Pouvez-vous nous en dire plus sur ce mystérieux Samson de Rameau, qui sera présenté au Festival d’Aix cette année, et pour lequel vous assisterez Claus Guth ?
J’ai toujours rêvé de travailler avec Claus Guth, que j’admire énormément. J’estime qu’à mon âge, on a encore des choses à apprendre. J’avais remonté son Parsifal à Barcelone, mais c’était une reprise. Le travail qui a été fait sur ce Samson avec Raphaël Pichon est titanesque. Ce dernier a réuni des extraits de nombreuses œuvres ramistes, chacun correspondant à une idée dramaturgique. Ils ont réussi à faire un patchwork sublime, avec solistes et chœur. Je pense que cela va être superbe !
Avez-vous d’autres projets que vous pouvez déjà évoquer ?
La saison prochaine va en grande partie être consacrée à Carmen, dans le cadre notamment du 150e anniversaire de la création de l’œuvre en 2025. Il y aura notamment une reprise de la mise en scène de Rouen, à l’Opéra Royal de Versailles et d’autres à venir en Europe et en Asie.
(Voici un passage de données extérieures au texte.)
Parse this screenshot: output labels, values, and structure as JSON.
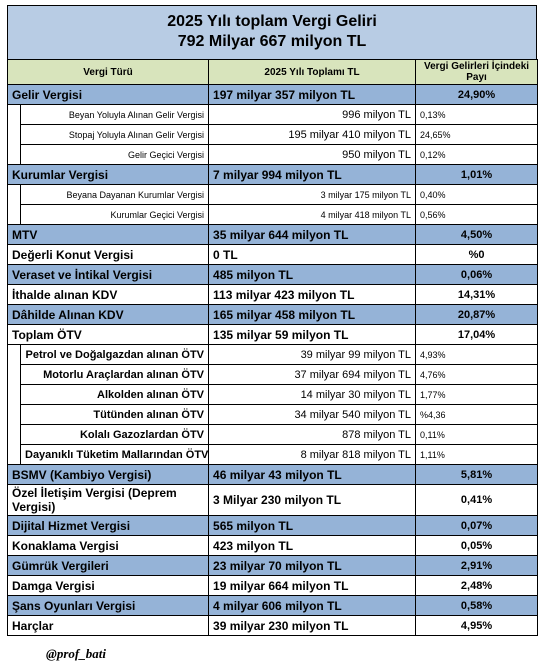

À Versailles, il y aura deux distributions, ce sera ainsi intéressant de voir comment les indications de mise en scène résonnent dans les deux cas, notamment pour le rôle-titre, dans lequel Adèle Charvet et Éléonore Pancrazi alterneront. Nous allons sinon reprendre, avec Marc Minkowski, la mise en espace de 2023 de La Chauve-souris, à Brême, Barcelone, Séville et Baden-Baden. Il y aura par ailleurs la reprise du Samson d’Aix en 2025 à l’Opéra Comique.
Quelles œuvres aimeriez-vous mettre en scène ?
J’aimerais aborder les opéras de Tchaïkovski, il y a tant de choses superbes dans La Dame de Pique ou Iolanta par exemple. Je rêverais sinon de faire Le Tour d’écrou, Pelléas et Mélisande car le répertoire romantique me plaît énormément ; un jour j’aimerais mettre en scène Wagner. J’aime énormément le répertoire classique mais j’aurais peut-être un peu plus de mal pour le moment à aller vers Mozart, peut-être parce que je le connais trop intimement. Quant au baroque, pourquoi pas ? Les livrets des opéras baroques permettent des digressions, et cela me ferait aller dans une direction que je n’ai pas encore explorée.
Une dernière question : en tant que metteur en scène, redoutez-vous les saluts à la fin d’une première ?
Non, cela ne me dérange pas. Pour l’instant, cela s’est plutôt bien passé, je n’ai pas de huée ou de traumatisme. Les metteurs en scène ne sont pas forcément des gens de scène, et je me sens personnellement beaucoup plus à l’aise en coulisse que sur scène. Une production est une aventure qui commence un ou deux ans en amont, et qui implique beaucoup d’artistes. Donc aller saluer est nécessaire, c’est important de montrer avec qui le spectacle s’est fait : le décorateur, le costumier, l’éclairagiste, le chorégraphe, etc.